*BSD News Article 93919


Return to BSD News archive

Path: euryale.cc.adfa.oz.au!newshost.carno.net.au!harbinger.cc.monash.edu.au!munnari.OZ.AU!news.ecn.uoknor.edu!feed1.news.erols.com!howland.erols.net!news.mathworks.com!news1.best.com!nntp2.ba.best.com!not-for-mail
From: "Jordan K. Hubbard" <jkh@FreeBSD.org>
Newsgroups: comp.unix.bsd.freebsd.misc
Subject: Re: SCSI_DELAY in kernel config
Date: Sat, 19 Apr 1997 07:02:58 -0700
Organization: Walnut Creek CDROM
Lines: 21
Message-ID: <3358D092.446B9B3D@FreeBSD.org>
References: <5j8301$aja$1@richmond.freedomnet.com>
NNTP-Posting-Host: time.cdrom.com
Mime-Version: 1.0
Content-Type: text/plain; charset=us-ascii
Content-Transfer-Encoding: 7bit
X-Mailer: Mozilla 3.01 (X11; I; FreeBSD 2.2-STABLE i386)
To: kbyanc@freedomnet.com
Xref: euryale.cc.adfa.oz.au comp.unix.bsd.freebsd.misc:39345


kbyanc@freedomnet.com wrote:
> 
> 
>   Out of curiosity, does anyone know exactly what the SCSI_DELAY option is for in
> the FreeBSD kernel config file.
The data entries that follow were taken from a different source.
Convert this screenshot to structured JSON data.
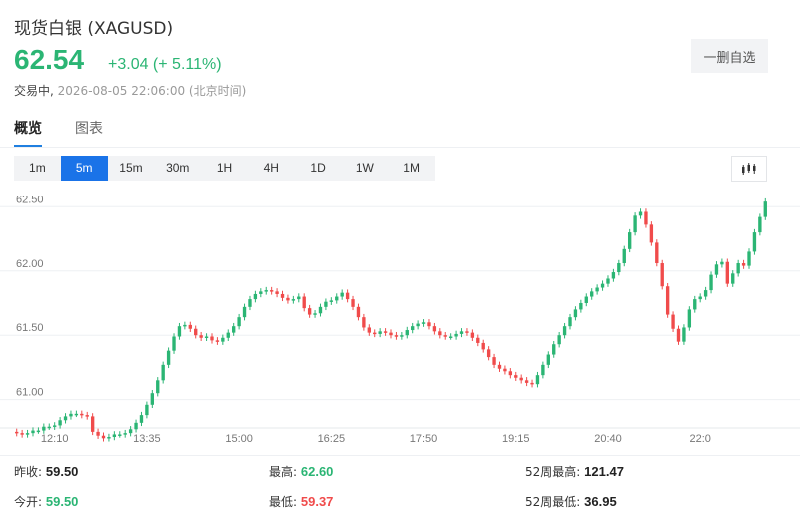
{
  "header": {
    "title": "现货白银 (XAGUSD)",
    "price": "62.54",
    "change": "+3.04 (+ 5.11%)",
    "status_label": "交易中,",
    "timestamp": "2026-08-05 22:06:00 (北京时间)",
    "watchlist_button": "一删自选"
  },
  "tabs": [
    "概览",
    "图表"
  ],
  "periods": [
    "1m",
    "5m",
    "15m",
    "30m",
    "1H",
    "4H",
    "1D",
    "1W",
    "1M"
  ],
  "active_period": "5m",
  "stats": {
    "prev_close_label": "昨收:",
    "prev_close": "59.50",
    "open_label": "今开:",
    "open": "59.50",
    "high_label": "最高:",
    "high": "62.60",
    "low_label": "最低:",
    "low": "59.37",
    "w52_high_label": "52周最高:",
    "w52_high": "121.47",
    "w52_low_label": "52周最低:",
    "w52_low": "36.95"
  },
  "colors": {
    "up": "#2bb574",
    "down": "#f04b4b",
    "accent": "#1a73e8"
  },
  "chart_data": {
    "type": "candlestick",
    "y_ticks": [
      "62.50",
      "62.00",
      "61.50",
      "61.00"
    ],
    "y_tick_values": [
      62.5,
      62.0,
      61.5,
      61.0
    ],
    "x_ticks": [
      "12:10",
      "13:35",
      "15:00",
      "16:25",
      "17:50",
      "19:15",
      "20:40",
      "22:0"
    ],
    "x_tick_index": [
      7,
      24,
      41,
      58,
      75,
      92,
      109,
      126
    ],
    "ylim": [
      60.78,
      62.58
    ],
    "close": [
      60.74,
      60.73,
      60.74,
      60.76,
      60.76,
      60.79,
      60.79,
      60.8,
      60.84,
      60.87,
      60.89,
      60.89,
      60.88,
      60.87,
      60.75,
      60.72,
      60.7,
      60.71,
      60.73,
      60.73,
      60.74,
      60.77,
      60.82,
      60.88,
      60.96,
      61.05,
      61.15,
      61.27,
      61.38,
      61.49,
      61.57,
      61.58,
      61.55,
      61.5,
      61.48,
      61.49,
      61.46,
      61.45,
      61.48,
      61.52,
      61.57,
      61.64,
      61.72,
      61.78,
      61.82,
      61.84,
      61.85,
      61.84,
      61.82,
      61.79,
      61.77,
      61.78,
      61.8,
      61.71,
      61.66,
      61.67,
      61.72,
      61.76,
      61.77,
      61.8,
      61.83,
      61.78,
      61.72,
      61.64,
      61.56,
      61.52,
      61.51,
      61.53,
      61.52,
      61.5,
      61.49,
      61.5,
      61.54,
      61.57,
      61.59,
      61.6,
      61.57,
      61.53,
      61.5,
      61.49,
      61.49,
      61.51,
      61.53,
      61.52,
      61.48,
      61.44,
      61.39,
      61.33,
      61.27,
      61.24,
      61.22,
      61.19,
      61.17,
      61.15,
      61.13,
      61.12,
      61.19,
      61.27,
      61.35,
      61.43,
      61.5,
      61.57,
      61.64,
      61.7,
      61.75,
      61.8,
      61.84,
      61.87,
      61.9,
      61.94,
      61.99,
      62.06,
      62.17,
      62.3,
      62.43,
      62.46,
      62.36,
      62.22,
      62.06,
      61.88,
      61.66,
      61.55,
      61.45,
      61.56,
      61.7,
      61.78,
      61.8,
      61.85,
      61.97,
      62.05,
      62.07,
      61.9,
      61.98,
      62.06,
      62.04,
      62.15,
      62.3,
      62.42,
      62.54
    ],
    "open": [
      60.75,
      60.74,
      60.73,
      60.74,
      60.76,
      60.76,
      60.79,
      60.79,
      60.8,
      60.84,
      60.87,
      60.89,
      60.89,
      60.88,
      60.87,
      60.75,
      60.72,
      60.7,
      60.71,
      60.73,
      60.73,
      60.74,
      60.77,
      60.82,
      60.88,
      60.96,
      61.05,
      61.15,
      61.27,
      61.38,
      61.49,
      61.57,
      61.58,
      61.55,
      61.5,
      61.48,
      61.49,
      61.46,
      61.45,
      61.48,
      61.52,
      61.57,
      61.64,
      61.72,
      61.78,
      61.82,
      61.84,
      61.85,
      61.84,
      61.82,
      61.79,
      61.77,
      61.78,
      61.8,
      61.71,
      61.66,
      61.67,
      61.72,
      61.76,
      61.77,
      61.8,
      61.83,
      61.78,
      61.72,
      61.64,
      61.56,
      61.52,
      61.51,
      61.53,
      61.52,
      61.5,
      61.49,
      61.5,
      61.54,
      61.57,
      61.59,
      61.6,
      61.57,
      61.53,
      61.5,
      61.49,
      61.49,
      61.51,
      61.53,
      61.52,
      61.48,
      61.44,
      61.39,
      61.33,
      61.27,
      61.24,
      61.22,
      61.19,
      61.17,
      61.15,
      61.13,
      61.12,
      61.19,
      61.27,
      61.35,
      61.43,
      61.5,
      61.57,
      61.64,
      61.7,
      61.75,
      61.8,
      61.84,
      61.87,
      61.9,
      61.94,
      61.99,
      62.06,
      62.17,
      62.3,
      62.43,
      62.46,
      62.36,
      62.22,
      62.06,
      61.88,
      61.66,
      61.55,
      61.45,
      61.56,
      61.7,
      61.78,
      61.8,
      61.85,
      61.97,
      62.05,
      62.07,
      61.9,
      61.98,
      62.06,
      62.04,
      62.15,
      62.3,
      62.42
    ]
  }
}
I was editing the GENERIC kernel

It's the amount of time the SCSI subsystem will wait for devices to
"settle" before trying to probe everyone.  If you don't have any
ill-behaved tape drives or other SCSI devices with long setup times, you
can take it out.

> the LINT configuration and it doesn't even mention it. What exactly does
> SCSI_DELAY do and can I improve system performance by reducing the value or even
> setting it to 0?

You won't affect performance at all, really, you'll just decrease the
amount of time it takes you to boot the system.  Once you're up, it has
no further effect.
-- 
- Jordan Hubbard
  FreeBSD core team / Walnut Creek CDROM.